My Take | Hong Kong’s higher education has been a main casualty of 2019 unrest
- Record dropouts and declining academic standards can be directly attributed to the anti-government protests and riots
During the political unrest in 2019, a family friend’s daughter majoring in engineering at Chinese University couldn’t study or rest in her campus dormitory because intense pressure was put on everyone to join the anti-government protests by their peers.
Being apolitical, like she is, was considered at best ignorant and at worst something sinful and shameful. It was considered that everyone had a moral duty to protest. She ended up being so terrified she didn’t dare go back to the Sha Tin campus for months.

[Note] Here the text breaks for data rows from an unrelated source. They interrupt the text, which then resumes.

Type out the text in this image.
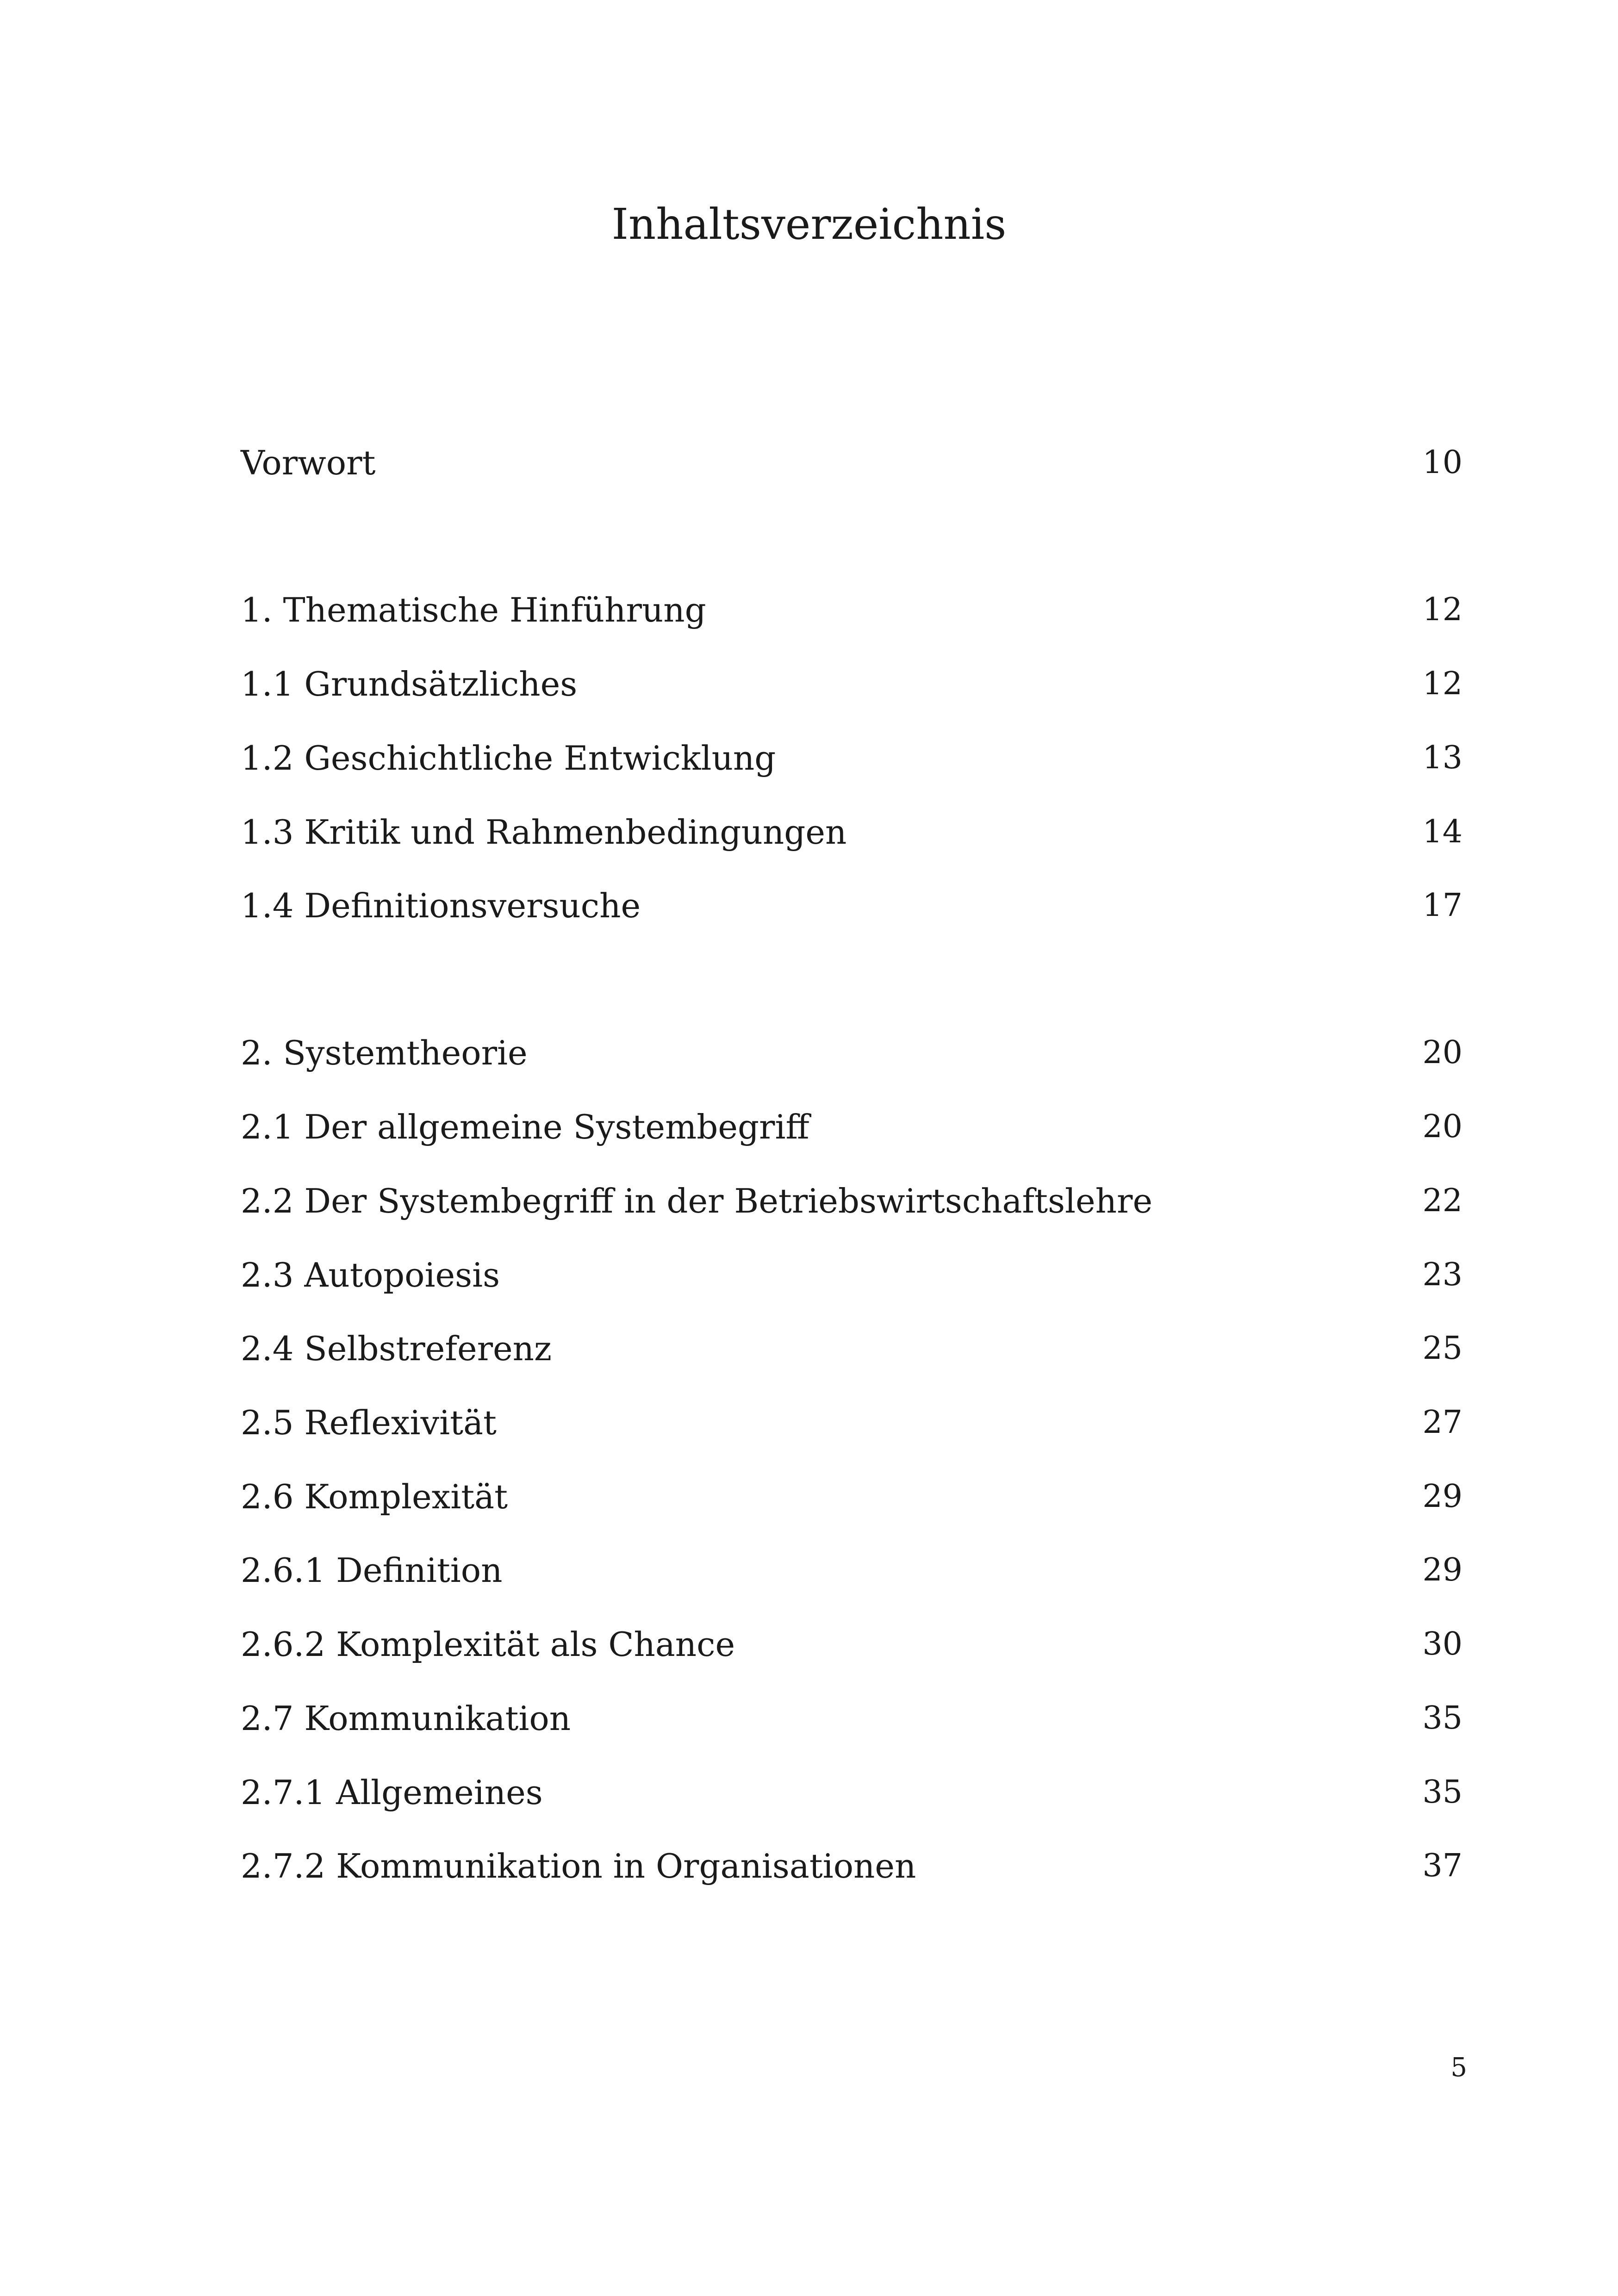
Inhaltsverzeichnis
Vorwort	10
1. Thematische Hinführung	12
1.1 Grundsätzliches	12
1.2 Geschichtliche Entwicklung	13
1.3 Kritik und Rahmenbedingungen	14
1.4 Definitionsversuche	17
2. Systemtheorie	20
2.1 Der allgemeine Systembegriff	20
2.2 Der Systembegriff in der Betriebswirtschaftslehre	22
2.3 Autopoiesis	23
2.4 Selbstreferenz	25
2.5 Reflexivität	27
2.6 Komplexität	29
2.6.1 Definition	29
2.6.2 Komplexität als Chance	30
2.7 Kommunikation	35
2.7.1 Allgemeines	35
2.7.2 Kommunikation in Organisationen	37
5
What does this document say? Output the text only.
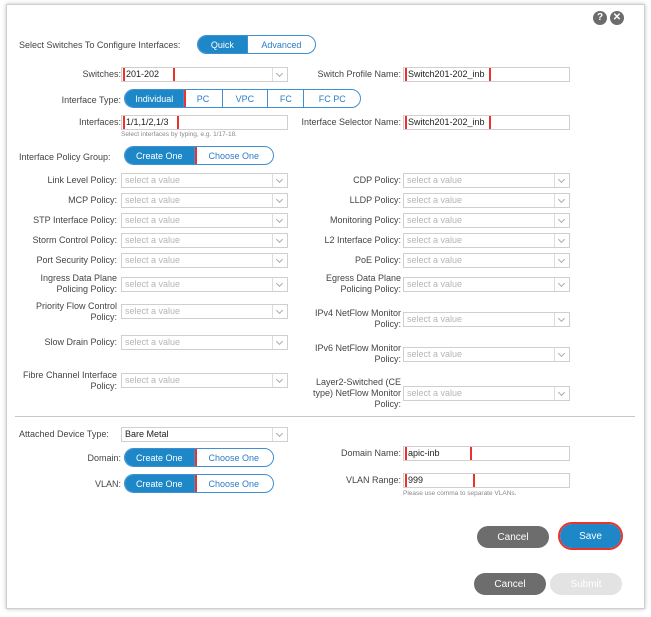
? ✕
Select Switches To Configure Interfaces:	Quick	Advanced
Switches: 201-202	Switch Profile Name: Switch201-202_inb
Interface Type:	Individual	PC	VPC	FC	FC PC
Interfaces: 1/1,1/2,1/3
Select interfaces by typing, e.g. 1/17-18.
Interface Selector Name: Switch201-202_inb
Interface Policy Group:	Create One	Choose One
Link Level Policy: select a value
MCP Policy: select a value
STP Interface Policy: select a value
Storm Control Policy: select a value
Port Security Policy: select a value
Ingress Data Plane Policing Policy: select a value
Priority Flow Control Policy:
select a value
Slow Drain Policy: select a value
Fibre Channel Interface Policy:
select a value
CDP Policy: select a value
LLDP Policy: select a value
Monitoring Policy: select a value
L2 Interface Policy: select a value
PoE Policy: select a value
Egress Data Plane Policing Policy: select a value
IPv4 NetFlow Monitor Policy: select a value
IPv6 NetFlow Monitor Policy: select a value
Layer2-Switched (CE type) NetFlow Monitor Policy:
select a value
Attached Device Type:	Bare Metal
Domain:	Create One	Choose One
VLAN:	Create One	Choose One
Domain Name: apic-inb
VLAN Range: 999
Please use comma to separate VLANs.
Cancel	Save
Cancel	Submit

Luckily, she stuck with her studies while some of her friends quit university and the research projects of her professors were delayed or at least affected. So, she wasn’t surprised by the record dropouts at the city’s public universities, which are also being downgraded in a global league table that ranks the quality of education they offer in major subjects.
According to the league table compiled by Quacquarelli Symonds (QS), eight of the nine publicly funded tertiary institutions saw some of their academic programmes downgraded from the year before, with the University of Hong Kong experiencing the most subjects in decline.
Of the 171 programmes ranked, 66 – or nearly 40 per cent – declined, while 64 remained the same as last year. Only 29 disciplines – or about 17 per cent – saw improvement, while 12 subjects were ranked for the first time.